Calvatia booniana, commonly known as the western giant puffball, is a species of puffball mushroom.

==Description==
The fruit body can grow 10 to 70 cm in diameter, as large as its close relative, the giant puffball of eastern North America and Europe. Its shape is round or a flattened sphere with no stalk and is at least 12 cm across when mature. The exterior is white or tan. Unlike giant puffballs, which are smooth, the western giant puffball is covered with plaques or large pointed warts. The interior is first firm and white, then yellow and slimy, and finally powdery.

Unlike most puffballs, the western giant puffball reproduces in three stages asexually. Smaller western giant puffballs usually clump of the epididymal covering of the parent.

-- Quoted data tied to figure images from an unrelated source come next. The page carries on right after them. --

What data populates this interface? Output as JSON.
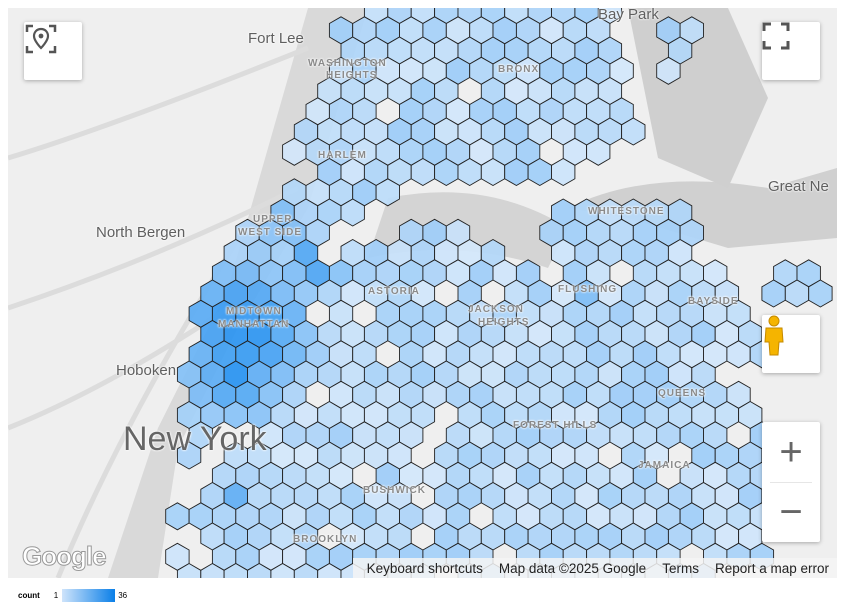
{
  "map": {
    "labels": {
      "fort_lee": "Fort Lee",
      "north_bergen": "North Bergen",
      "hoboken": "Hoboken",
      "new_york": "New York",
      "great_neck": "Great Ne",
      "bay_park": "Bay Park",
      "washington_heights_1": "WASHINGTON",
      "washington_heights_2": "HEIGHTS",
      "bronx": "BRONX",
      "harlem": "HARLEM",
      "upper_west_side_1": "UPPER",
      "upper_west_side_2": "WEST SIDE",
      "midtown_1": "MIDTOWN",
      "midtown_2": "MANHATTAN",
      "whitestone": "WHITESTONE",
      "astoria": "ASTORIA",
      "jackson_heights_1": "JACKSON",
      "jackson_heights_2": "HEIGHTS",
      "flushing": "FLUSHING",
      "bayside": "BAYSIDE",
      "queens": "QUEENS",
      "forest_hills": "FOREST HILLS",
      "jamaica": "JAMAICA",
      "bushwick": "BUSHWICK",
      "brooklyn": "BROOKLYN"
    },
    "attribution": {
      "keyboard_shortcuts": "Keyboard shortcuts",
      "map_data": "Map data ©2025 Google",
      "terms": "Terms",
      "report": "Report a map error"
    },
    "logo": "Google",
    "controls": {
      "zoom_in": "+",
      "zoom_out": "−"
    },
    "icons": [
      "my-location-icon",
      "fullscreen-icon",
      "pegman-icon"
    ],
    "hex_color_low": "#d3e7fb",
    "hex_color_high": "#1a8cf0"
  },
  "legend": {
    "title": "count",
    "min": "1",
    "max": "36"
  }
}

==Habitat and distribution==
Like the giant puffball, it grows on composted soil such as in meadows, fields, and forests, as well as on roadsides, sagebrush flats, pastures, and other sunny places. In general, western giant puffballs occur on the west side of the Rocky Mountains and giant puffballs occur on the east side. On the West Coast of North America, the western giant puffball is replaced by the giant puffball or a closely related species.

==Uses==
The western giant puffball is edible when completely white inside, but may cause a laxative effect for some people. Those that have even traces of yellow or green are inedible. It does not wash well, so trimming most of the dirt off is best. Washing with water makes it too soggy to saute. It is seasoned the same way as the giant puffball. It is good cubed and cooked in soup, breaded and deep-fried, steamed, sauteed, or simmered like other mushrooms. The western giant puffball, like the giant puffball, does not dehydrate well but can be cooked (to prevent it from becoming mush) and then frozen. After it thaws it should be cooked again. With the texture of tofu or marshmallows it is similar to the giant puffball. Like many other foodstuffs (and many puffballs), not all specimens taste the same.